Really?
“The idea we should dilute intellectual property is utterly barmy,” Whittingdale said
The idea we should permit 'intellectual property' in its current form is what is utterly barmy. What we have now is the beginnings of a global, indefinite tax on future culture. There will be no more Handel, or Bach; no more Shakespeare; no more Mark Twain; no more mix tapes; no more second-hand stores; there will be only the renewing of a "license" to the gatekeepers. Gatekeepers of art and media that should belong to society and be freely enjoyable by all.
That is not to say it should be without cost, after all selling books, putting on shows etc all need funds. But after the reasonable copyright is up (say, 10-20 years), they should be free as in freedom. Free to distribute, parody, re-work, share, build on. Just like the classics are now - and the classics seem to be doing rather well if you ask me, even if the originals are out of copyright.
This simply will not be possible with commercial gatekeepers holding on to their "property" for the shareholders. Future culture will simply be a wasteland of commercial dross where artists and the public suffer under the wheels of the corporate machine.
This is the future being laid out before us, and this is what must be resisted. This is why we need ideas like Copyleft and Creative Commons. This is why we need to encourage alternatives to the RIAA/MPAA/BPI cabals.

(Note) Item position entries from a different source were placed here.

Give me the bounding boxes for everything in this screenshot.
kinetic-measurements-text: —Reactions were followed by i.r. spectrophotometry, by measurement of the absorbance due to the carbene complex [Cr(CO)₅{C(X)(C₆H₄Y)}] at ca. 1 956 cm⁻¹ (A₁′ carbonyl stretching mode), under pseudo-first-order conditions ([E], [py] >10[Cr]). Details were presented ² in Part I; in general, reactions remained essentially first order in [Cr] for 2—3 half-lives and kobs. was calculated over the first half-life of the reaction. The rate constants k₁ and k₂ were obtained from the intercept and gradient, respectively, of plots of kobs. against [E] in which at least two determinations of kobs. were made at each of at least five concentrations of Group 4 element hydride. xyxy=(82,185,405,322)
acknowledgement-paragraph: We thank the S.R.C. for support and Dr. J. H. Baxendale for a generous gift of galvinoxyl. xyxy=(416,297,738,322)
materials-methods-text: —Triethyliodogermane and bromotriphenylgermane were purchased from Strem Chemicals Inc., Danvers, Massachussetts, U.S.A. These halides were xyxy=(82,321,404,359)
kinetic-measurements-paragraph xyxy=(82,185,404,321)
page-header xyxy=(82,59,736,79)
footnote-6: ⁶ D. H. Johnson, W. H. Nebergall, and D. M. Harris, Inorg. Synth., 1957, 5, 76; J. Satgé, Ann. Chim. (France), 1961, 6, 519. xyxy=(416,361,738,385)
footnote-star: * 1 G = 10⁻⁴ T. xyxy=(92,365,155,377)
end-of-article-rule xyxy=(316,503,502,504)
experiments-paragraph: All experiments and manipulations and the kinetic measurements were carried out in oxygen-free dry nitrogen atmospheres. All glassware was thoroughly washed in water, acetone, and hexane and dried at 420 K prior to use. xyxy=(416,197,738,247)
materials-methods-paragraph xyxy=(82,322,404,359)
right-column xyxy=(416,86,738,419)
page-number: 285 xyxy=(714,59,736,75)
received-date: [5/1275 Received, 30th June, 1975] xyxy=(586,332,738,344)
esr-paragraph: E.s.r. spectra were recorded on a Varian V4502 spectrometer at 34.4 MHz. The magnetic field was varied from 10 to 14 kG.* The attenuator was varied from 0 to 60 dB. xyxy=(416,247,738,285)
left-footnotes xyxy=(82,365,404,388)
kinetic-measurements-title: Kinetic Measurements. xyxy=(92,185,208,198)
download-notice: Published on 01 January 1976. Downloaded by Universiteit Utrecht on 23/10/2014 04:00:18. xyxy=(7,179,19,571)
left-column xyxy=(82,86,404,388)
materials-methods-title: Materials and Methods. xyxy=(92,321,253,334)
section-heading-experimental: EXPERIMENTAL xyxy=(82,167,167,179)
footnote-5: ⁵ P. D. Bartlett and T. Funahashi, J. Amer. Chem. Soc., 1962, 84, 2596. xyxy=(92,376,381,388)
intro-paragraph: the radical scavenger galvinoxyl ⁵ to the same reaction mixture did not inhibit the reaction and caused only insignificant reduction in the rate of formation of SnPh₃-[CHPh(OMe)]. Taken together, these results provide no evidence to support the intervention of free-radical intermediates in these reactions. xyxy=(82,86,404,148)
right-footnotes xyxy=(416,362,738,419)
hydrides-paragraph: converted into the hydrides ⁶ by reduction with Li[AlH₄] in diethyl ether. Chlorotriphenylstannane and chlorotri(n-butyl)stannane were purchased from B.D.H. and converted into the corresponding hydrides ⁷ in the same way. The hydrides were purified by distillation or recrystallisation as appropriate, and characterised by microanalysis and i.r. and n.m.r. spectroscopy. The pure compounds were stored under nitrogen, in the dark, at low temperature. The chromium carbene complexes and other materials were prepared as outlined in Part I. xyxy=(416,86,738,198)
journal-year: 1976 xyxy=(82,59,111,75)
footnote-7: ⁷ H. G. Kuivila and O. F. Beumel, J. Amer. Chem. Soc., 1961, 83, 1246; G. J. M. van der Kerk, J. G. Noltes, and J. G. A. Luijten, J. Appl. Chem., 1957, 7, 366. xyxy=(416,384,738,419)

PIPA, SOPA, SIPA, Hadopi, DEA, etc are evil laws that do not serve the societal interest. So what if a few companies go to the wall due to the Internet. So what? Survival of the fittest. Evolve or die. Provide the service people want, or go bankrupt. End of discussion.
Instead our toadying "leaders" enact laws to enslave our future culture to some faceless bottom-line. The bottom-line of an industry that is renowned for false-accounting and screwing artists over much more than any copyright infringers may have.
Artists need money to live and eat like the rest of us. The RIAA/MPAA/BPI etc do not represent artists (never have), they represent companies whose sole purpose is to maximise short-term profit at any cost. Nothing else. And if that means screwing over the actual talent, then this is what will (and does) happen.
So if you support artists, art, culture, expression and freedom; your only choice is to oppose these laws and the people who represent them.